Head of Information Services,
Regional Council of Southwest Finland,
Regional development has become more and more complex phenomenon. The regions are increasingly interconnected and the development of one region is affected by the development of other regions. Flows and interactions between regions are increasingly important in addition to regions’ internal characteristics. This is particularly true in city regions with highly developed urban functions, but similar processes take place in all kinds of regions.
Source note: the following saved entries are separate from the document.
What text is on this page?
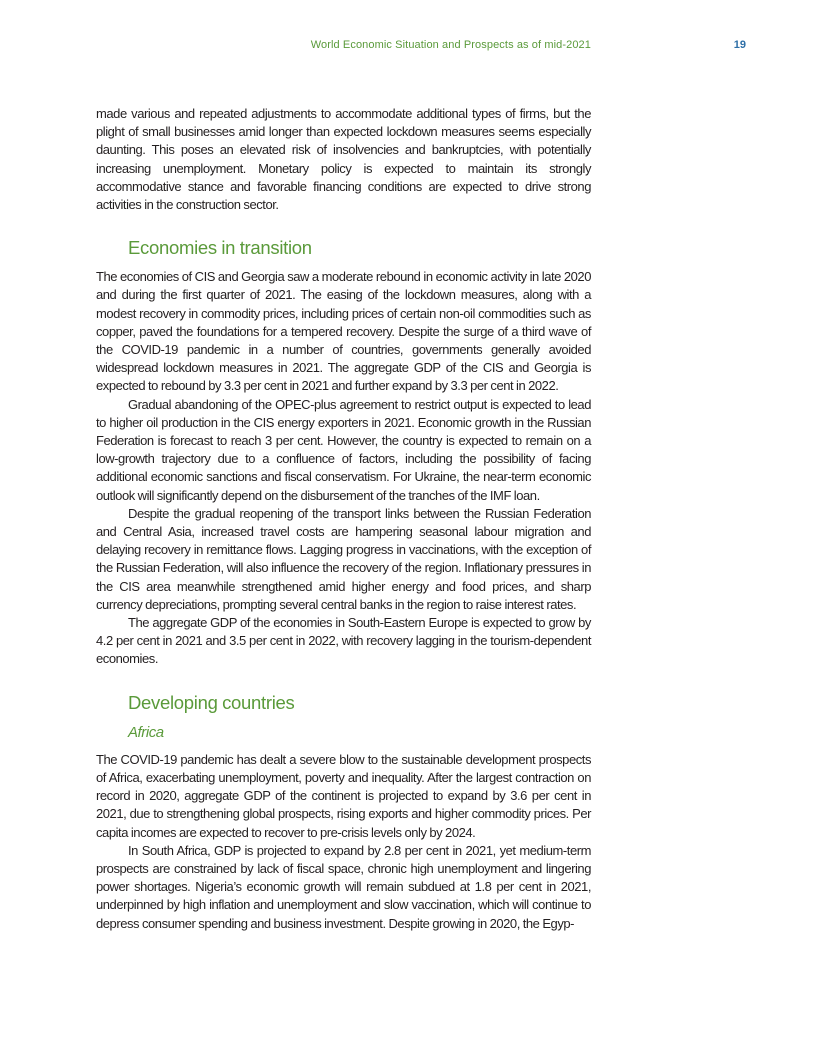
World Economic Situation and Prospects as of mid-2021	19

made various and repeated adjustments to accommodate additional types of firms, but the plight of small businesses amid longer than expected lockdown measures seems especially daunting. This poses an elevated risk of insolvencies and bankruptcies, with potentially increasing unemployment. Monetary policy is expected to maintain its strongly accommodative stance and favorable financing conditions are expected to drive strong activities in the construction sector.

Economies in transition

The economies of CIS and Georgia saw a moderate rebound in economic activity in late 2020 and during the first quarter of 2021. The easing of the lockdown measures, along with a modest recovery in commodity prices, including prices of certain non-oil commodities such as copper, paved the foundations for a tempered recovery. Despite the surge of a third wave of the COVID-19 pandemic in a number of countries, governments generally avoided widespread lockdown measures in 2021. The aggregate GDP of the CIS and Georgia is expected to rebound by 3.3 per cent in 2021 and further expand by 3.3 per cent in 2022.

Gradual abandoning of the OPEC-plus agreement to restrict output is expected to lead to higher oil production in the CIS energy exporters in 2021. Economic growth in the Russian Federation is forecast to reach 3 per cent. However, the country is expected to remain on a low-growth trajectory due to a confluence of factors, including the possibility of facing additional economic sanctions and fiscal conservatism. For Ukraine, the near-term economic outlook will significantly depend on the disbursement of the tranches of the IMF loan.

Despite the gradual reopening of the transport links between the Russian Federation and Central Asia, increased travel costs are hampering seasonal labour migration and delaying recovery in remittance flows. Lagging progress in vaccinations, with the exception of the Russian Federation, will also influence the recovery of the region. Inflationary pressures in the CIS area meanwhile strengthened amid higher energy and food prices, and sharp currency depreciations, prompting several central banks in the region to raise interest rates.

The aggregate GDP of the economies in South-Eastern Europe is expected to grow by 4.2 per cent in 2021 and 3.5 per cent in 2022, with recovery lagging in the tourism-dependent economies.

Developing countries
Africa

The COVID-19 pandemic has dealt a severe blow to the sustainable development prospects of Africa, exacerbating unemployment, poverty and inequality. After the largest contraction on record in 2020, aggregate GDP of the continent is projected to expand by 3.6 per cent in 2021, due to strengthening global prospects, rising exports and higher commodity prices. Per capita incomes are expected to recover to pre-crisis levels only by 2024.

In South Africa, GDP is projected to expand by 2.8 per cent in 2021, yet medium-term prospects are constrained by lack of fiscal space, chronic high unemployment and lingering power shortages. Nigeria’s economic growth will remain subdued at 1.8 per cent in 2021, underpinned by high inflation and unemployment and slow vaccination, which will continue to depress consumer spending and business investment. Despite growing in 2020, the Egyp-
As such, it is also increasingly important to understand the processes that affect the regional development. Traditionally, the indicators of regional development have included parameters such as population growth, employment rate or regional GDP. The emerged complexity in regional development, however, requires new data sources, which determine the level of interaction or flows of people and information between the regions. This kind of data is often not readily available from traditional statistical sources and, therefore, new data sources such as big data are needed to understand regional interactions.
The need for new information sources yielded a recently finished ESPON project (https://www.espon.eu/big-data-corridors), of which goal was to enhance integrated policy development in the European growth corridors by strengthening the knowledge-base of regional development. The aims of the project were to find and evaluate new available data sources for evidence-based policy making and to research the potentials of big data and location-based data mining to better inform comprehensive spatial policy in growth corridors.
In the project, the feasibility of using big data to understand flows and interactions in the context of growth corridors was approached thorough three case studies. First case study used traffic measurement data in order to analyse movement of vehicles and hence people within the E18 transport corridor. Second one utilised EU project databases to analyse inter-regional interactions through project partnerships and the third case study used mobile phone data in order to analyse everyday mobility in Estonia.
The results of the project were controversial. On the one hand, turning traffic measurement data into a feasible origin-destination matrix was not possible at the required detail even though advanced modelling methodologies were used. Although the data included extremely detailed information of bypassing vehicles, it was not possible to extract the origin-destination information on the travel behaviour of people. Similarly, the analysis of project partner network yielded limited results on inter-regional interactions because of limitations in the data, which over-emphasised interactions between certain regions.
On the other hand, third case study resulted in a high-quality origin-destination matrix of the flows of people between Estonian territorial communities. Such data is valuable particularly because it provides precise information on actual movements of people. Other similar data, such as commuting statistics, describe only certain segment of all mobility and may be biased as commuting statistics, for instance in Finland, are based on locations of homes and workplaces of people, not the actual movements of workforce.
From these examples, it become clear that the ability of big data to answer various societal questions is smaller than is often thought. Finding suitable data sources is difficult and once suitable data is found, getting actually hold of the data is usually not the as simple as downloading it from the internet. And if one manages to obtain needed data, the data itself requires tedious work to transfer it into the format suitable for the analysis.
As such, despite the hype around the possibilities of big data to solve the problems which other data sources cannot answer, utilising big data is not a simple task. Although there are huge and ever-increasing amount of data to be utilised, only a tiny fragment of it is useful and freely available for analysing regional development. And even this fragment may require huge effort in data processing and analysis before the actual results are obtained. Indeed, despite not without potential, big data is surely not a free lunch.